I had been studying since January this year to prepare for my exams in April, that got postponed to July and then last week, I got news that they were cancelled. Initially I was shocked, then I was happy that I didn’t have to spend the rest of my lockdown studying. I was frolicking around that I had graduated by default. I decided to take some rest and probably do everything I ever wanted to do.
But to my dismay, I found that I was absolute rubbish in spending my leisure time without a plan. I didn’t have the patience to sit and binge watch (Mad respect to those who can.) Neither did I want to write, read or even draw. Added to this lack of aim was my anxiety towards competitive exams that may or may not be held. To combat this situation my first instinct was to chalk out a plan to start my preparation for exams while trying to strike a balance with creativity. I even made one I was happy with, however, another obstacle faced me and this was one of my own making.
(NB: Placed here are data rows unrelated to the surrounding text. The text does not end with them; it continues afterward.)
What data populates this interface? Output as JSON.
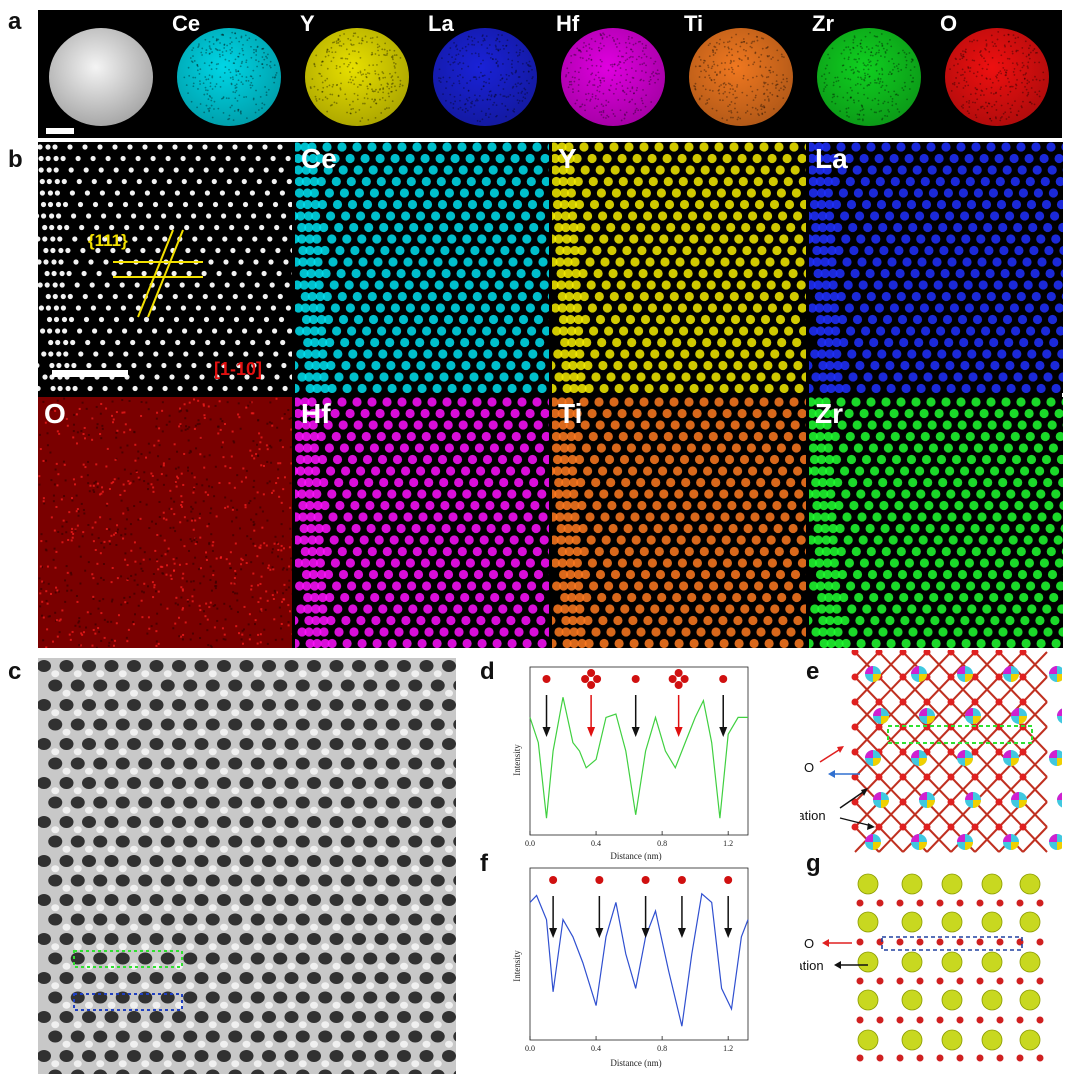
{
  "figure": {
    "panel_labels": {
      "a": "a",
      "b": "b",
      "c": "c",
      "d": "d",
      "e": "e",
      "f": "f",
      "g": "g"
    }
  },
  "panel_a": {
    "tiles": [
      {
        "label": "",
        "color": "#d9d9d9"
      },
      {
        "label": "Ce",
        "color": "#00d6e6"
      },
      {
        "label": "Y",
        "color": "#e8e000"
      },
      {
        "label": "La",
        "color": "#1a22d8"
      },
      {
        "label": "Hf",
        "color": "#e000e0"
      },
      {
        "label": "Ti",
        "color": "#f07820"
      },
      {
        "label": "Zr",
        "color": "#10d020"
      },
      {
        "label": "O",
        "color": "#ee1010"
      }
    ]
  },
  "panel_b": {
    "tiles": [
      {
        "label": "",
        "color": "#ffffff",
        "kind": "lattice"
      },
      {
        "label": "Ce",
        "color": "#00e0f0",
        "kind": "lattice"
      },
      {
        "label": "Y",
        "color": "#f5ec00",
        "kind": "lattice"
      },
      {
        "label": "La",
        "color": "#2030ff",
        "kind": "lattice"
      },
      {
        "label": "O",
        "color": "#d01010",
        "kind": "noise"
      },
      {
        "label": "Hf",
        "color": "#ff10ff",
        "kind": "lattice"
      },
      {
        "label": "Ti",
        "color": "#ff7a20",
        "kind": "lattice"
      },
      {
        "label": "Zr",
        "color": "#20ff30",
        "kind": "lattice"
      }
    ],
    "plane_label": "{111}",
    "zone_axis": "[1-10]"
  },
  "panel_d": {
    "xlabel": "Distance (nm)",
    "ylabel": "Intensity",
    "xticks": [
      "0.0",
      "0.4",
      "0.8",
      "1.2"
    ],
    "line_color": "#40d040",
    "arrow_colors": [
      "#111111",
      "#e01010",
      "#111111",
      "#e01010",
      "#111111"
    ]
  },
  "panel_e": {
    "o_label": "O",
    "cation_label": "Cation"
  },
  "panel_f": {
    "xlabel": "Distance (nm)",
    "ylabel": "Intensity",
    "xticks": [
      "0.0",
      "0.4",
      "0.8",
      "1.2"
    ],
    "line_color": "#3050d0"
  },
  "panel_g": {
    "o_label": "O",
    "cation_label": "Cation"
  }
}
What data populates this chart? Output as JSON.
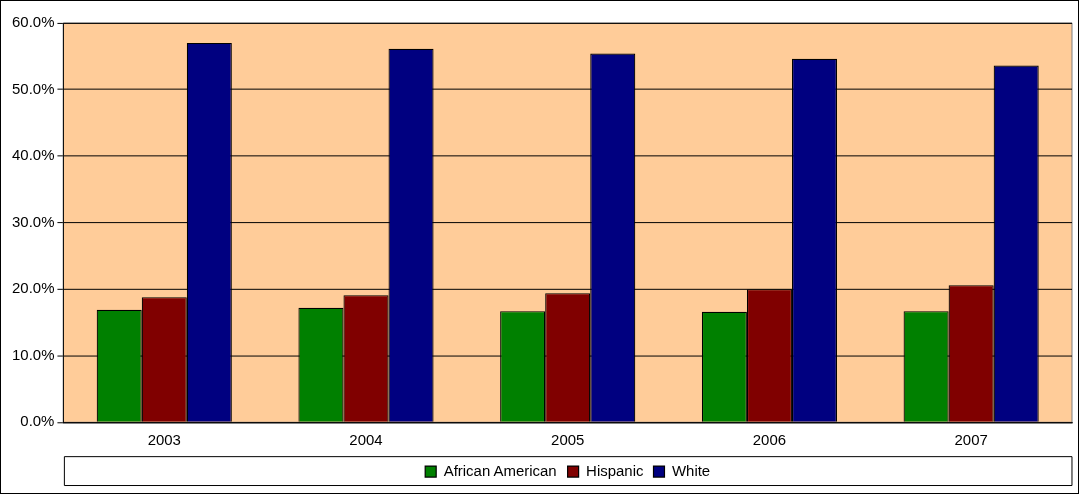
{
  "chart_data": {
    "type": "bar",
    "categories": [
      "2003",
      "2004",
      "2005",
      "2006",
      "2007"
    ],
    "series": [
      {
        "name": "African American",
        "color": "#008000",
        "values": [
          16.9,
          17.2,
          16.7,
          16.6,
          16.7
        ]
      },
      {
        "name": "Hispanic",
        "color": "#800000",
        "values": [
          18.8,
          19.1,
          19.4,
          20.0,
          20.6
        ]
      },
      {
        "name": "White",
        "color": "#000080",
        "values": [
          57.0,
          56.1,
          55.4,
          54.6,
          53.6
        ]
      }
    ],
    "ylim": [
      0,
      60
    ],
    "yticks": [
      {
        "value": 0,
        "label": "0.0%"
      },
      {
        "value": 10,
        "label": "10.0%"
      },
      {
        "value": 20,
        "label": "20.0%"
      },
      {
        "value": 30,
        "label": "30.0%"
      },
      {
        "value": 40,
        "label": "40.0%"
      },
      {
        "value": 50,
        "label": "50.0%"
      },
      {
        "value": 60,
        "label": "60.0%"
      }
    ],
    "grid": "y",
    "legend": "bottom"
  }
}
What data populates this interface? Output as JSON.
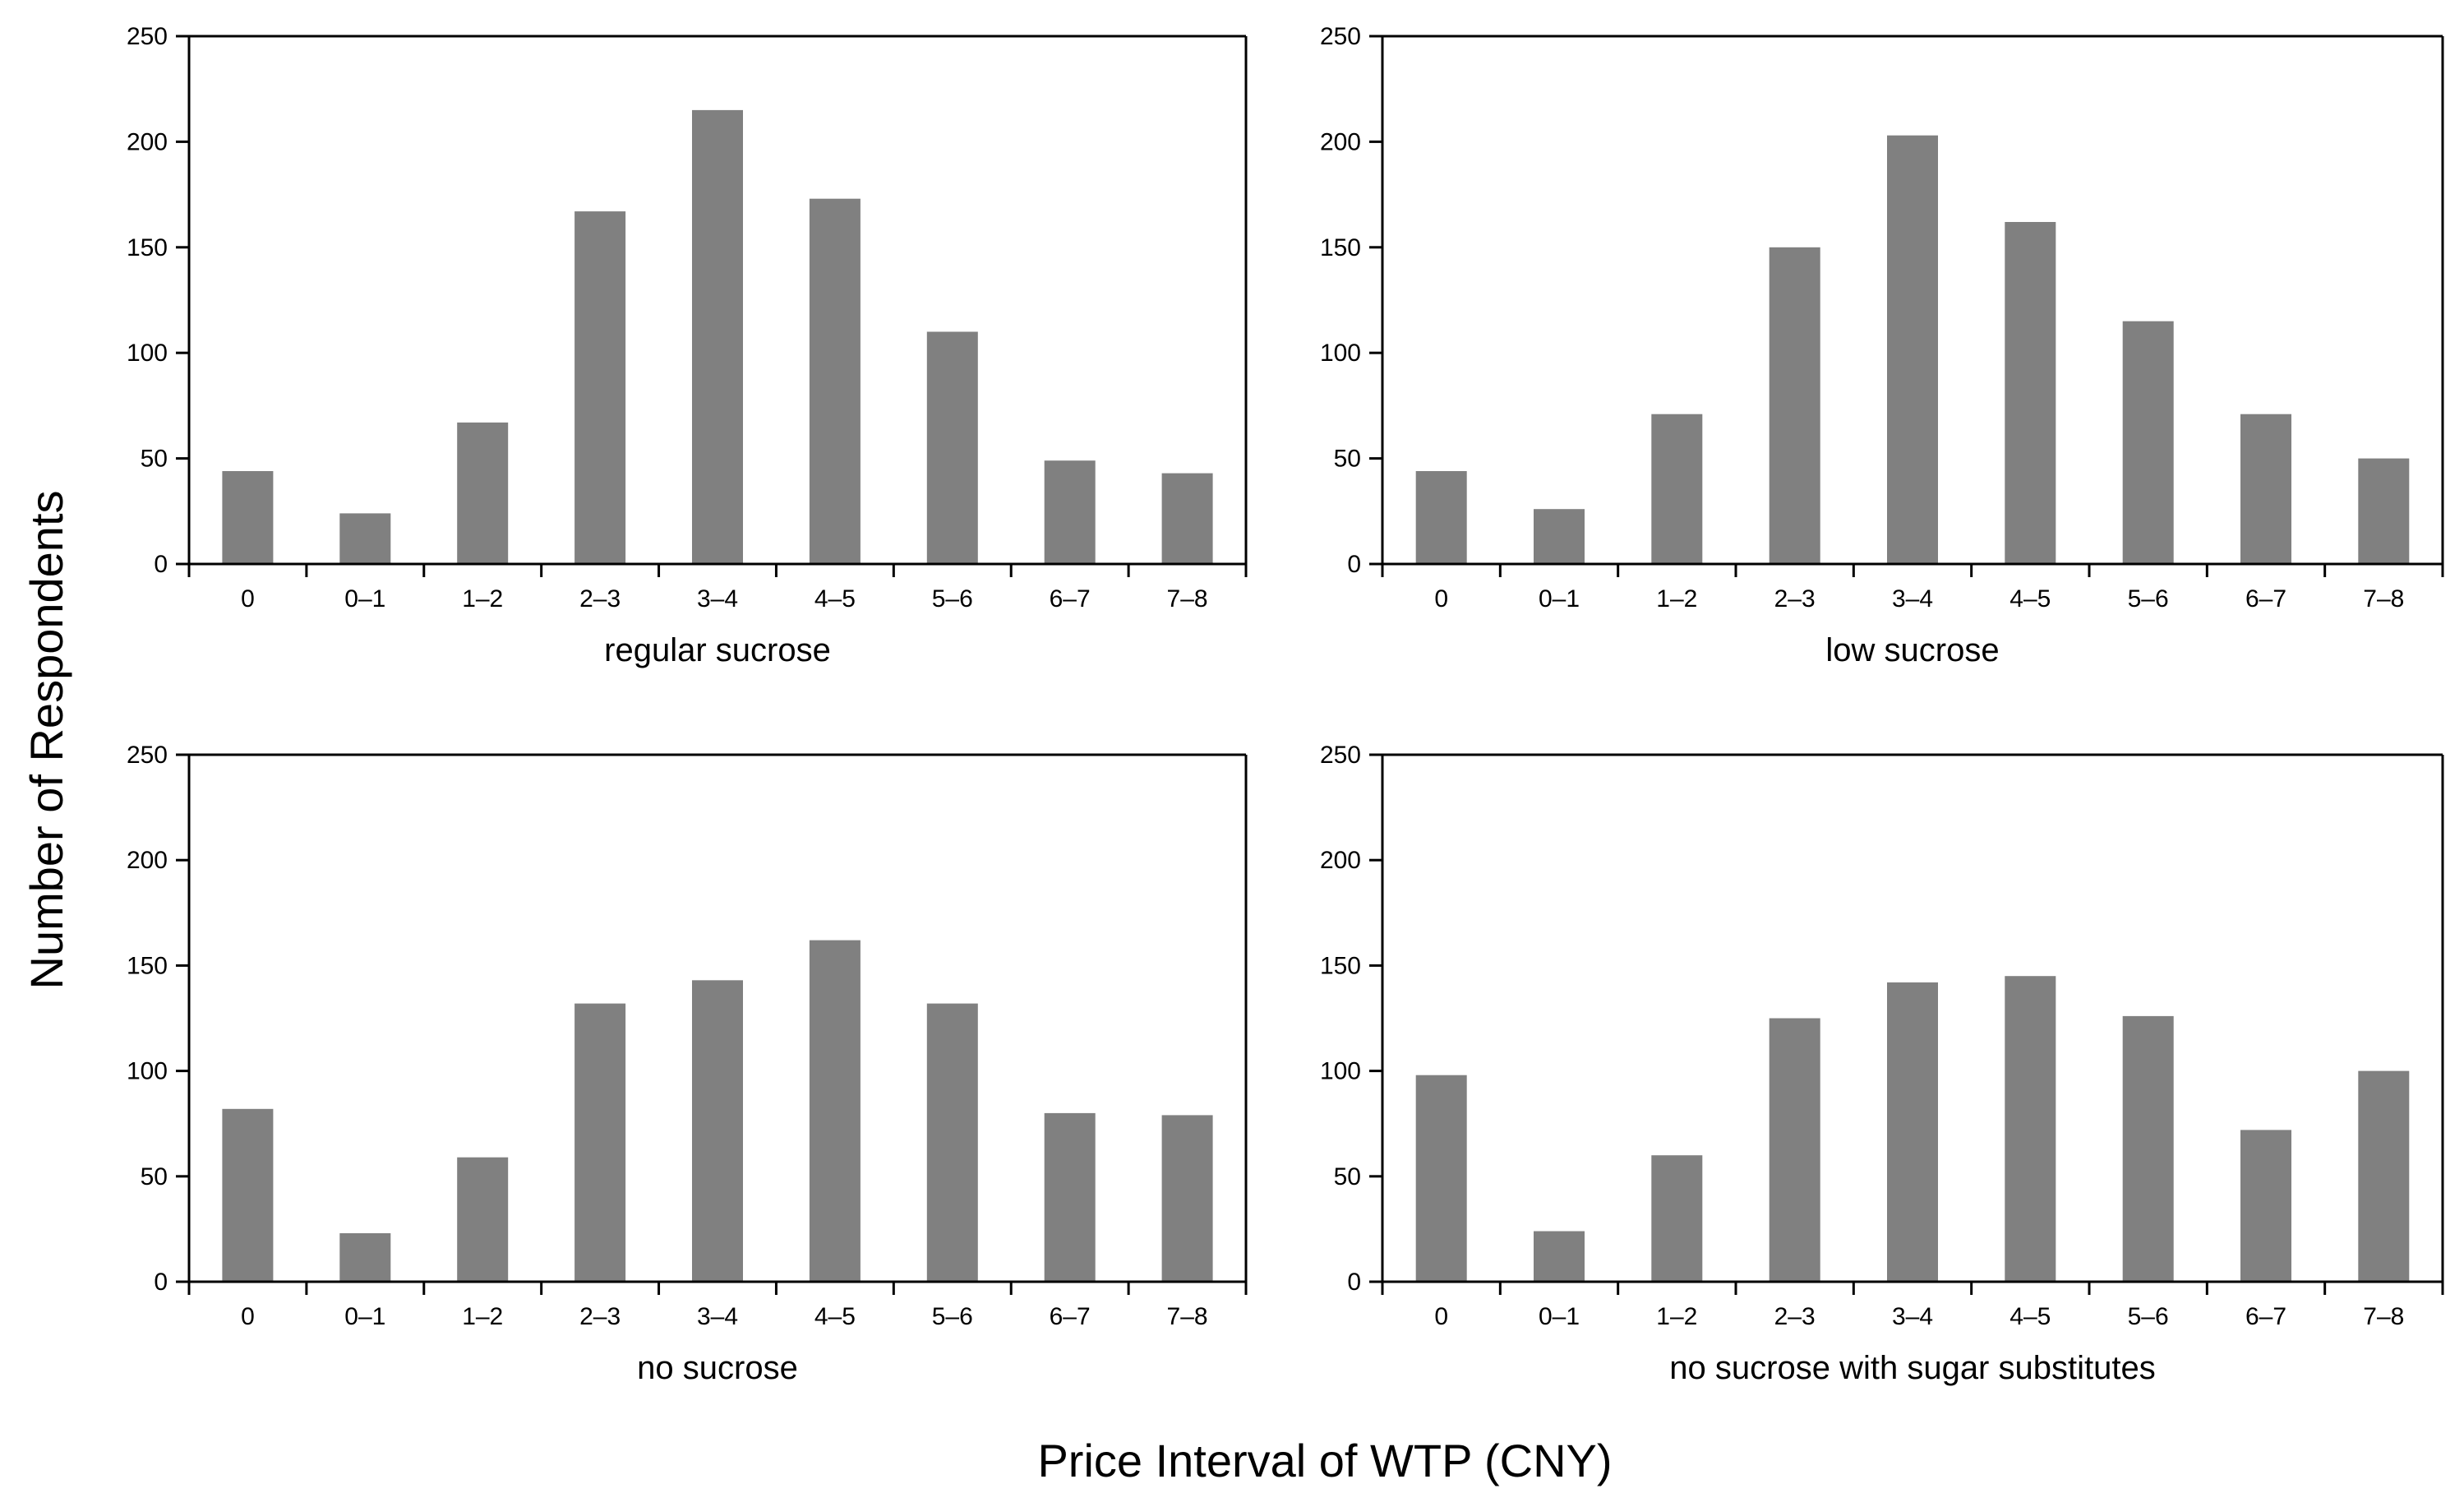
{
  "figure": {
    "ylabel": "Number of  Respondents",
    "xlabel": "Price Interval of WTP (CNY)"
  },
  "chart_data": [
    {
      "type": "bar",
      "title": "regular sucrose",
      "categories": [
        "0",
        "0–1",
        "1–2",
        "2–3",
        "3–4",
        "4–5",
        "5–6",
        "6–7",
        "7–8"
      ],
      "values": [
        44,
        24,
        67,
        167,
        215,
        173,
        110,
        49,
        43
      ],
      "ylim": [
        0,
        250
      ],
      "yticks": [
        "0",
        "50",
        "100",
        "150",
        "200",
        "250"
      ],
      "color": "#808080"
    },
    {
      "type": "bar",
      "title": "low sucrose",
      "categories": [
        "0",
        "0–1",
        "1–2",
        "2–3",
        "3–4",
        "4–5",
        "5–6",
        "6–7",
        "7–8"
      ],
      "values": [
        44,
        26,
        71,
        150,
        203,
        162,
        115,
        71,
        50
      ],
      "ylim": [
        0,
        250
      ],
      "yticks": [
        "0",
        "50",
        "100",
        "150",
        "200",
        "250"
      ],
      "color": "#808080"
    },
    {
      "type": "bar",
      "title": "no sucrose",
      "categories": [
        "0",
        "0–1",
        "1–2",
        "2–3",
        "3–4",
        "4–5",
        "5–6",
        "6–7",
        "7–8"
      ],
      "values": [
        82,
        23,
        59,
        132,
        143,
        162,
        132,
        80,
        79
      ],
      "ylim": [
        0,
        250
      ],
      "yticks": [
        "0",
        "50",
        "100",
        "150",
        "200",
        "250"
      ],
      "color": "#808080"
    },
    {
      "type": "bar",
      "title": "no sucrose with sugar substitutes",
      "categories": [
        "0",
        "0–1",
        "1–2",
        "2–3",
        "3–4",
        "4–5",
        "5–6",
        "6–7",
        "7–8"
      ],
      "values": [
        98,
        24,
        60,
        125,
        142,
        145,
        126,
        72,
        100
      ],
      "ylim": [
        0,
        250
      ],
      "yticks": [
        "0",
        "50",
        "100",
        "150",
        "200",
        "250"
      ],
      "color": "#808080"
    }
  ]
}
I always thought preparing for competitive was a herculean task because of the level of difficulty of questions but I found that the exams were hard to crack as many students like myself were unable to find the motivation to study. While I enjoy learning law, learning without a reward in near future is very hard for me and I believe I have asked myself “why am I doing this?” more times in the last week than I have done in the entire five years of my law school.
Thus, the lack of discipline to study and motivation haunted me every second of the last week until I had an epiphany while playing with my beautiful cat – Chitraangada (lovingly called as Chitraa)
Three years ago, Chitraa was born in our house along with two other kittens, unfortunately, she was the runt of the litter and was abandoned by her mother when she could not even drink milk properly and wobbled while she walked. I remember her crying in hunger and searching for her mother. We gave her food and took her in. We were as afraid of her as she was of us, it was a new experience for everyone. We now had the duty of teaching her the proper etiquettes of a cat.
We started with potty training and to our surprise she learnt it in the span of two hours (her children took three months. Oh god, the frustration.) Since she was a stray cat, she went out a lot and thereby got stuck in trees and roofs a lot, almost 5-6 times every day. It took her longer since she had to figure out the routes herself, but when she did she hardly ever got stuck.
Similarly, being a predator we expected her to bring home dead animals but the first time she bought a dead lizard, we were so horrified that we had to explain to her that she need not kill to give us presents, she interpreted this as bringing animals alive. So, whenever she wanted something, she would catch the prettiest and biggest jewel bug and submit it at my mother’s feet (my mother screamed, no surprise). We let this continue until one day she bought in a bat and let it free in the house. She received thorough reprimanding that day and rarely if ever brings in animals and at least never dead ones.
While the above anecdote may make her look like a fearless predator, the truth is she didn’t know how to hunt and it was only through daily practice (with me bearing the brunt of her claws and teeth) that she was able to gain absolute control over her body.
Even on the day I had the epiphany, she was still practicing with me despite being so proficient. And it struck to me that all the skills she had learnt over the past few years – she was consistently and without fail upgrading them on a daily basis because it were essential for her survival. She knows how important it is for her skills to be top-notch. And for the same reasons I need to study and prepare for my future.
Thus, Chitraa helped me find my lost motivation.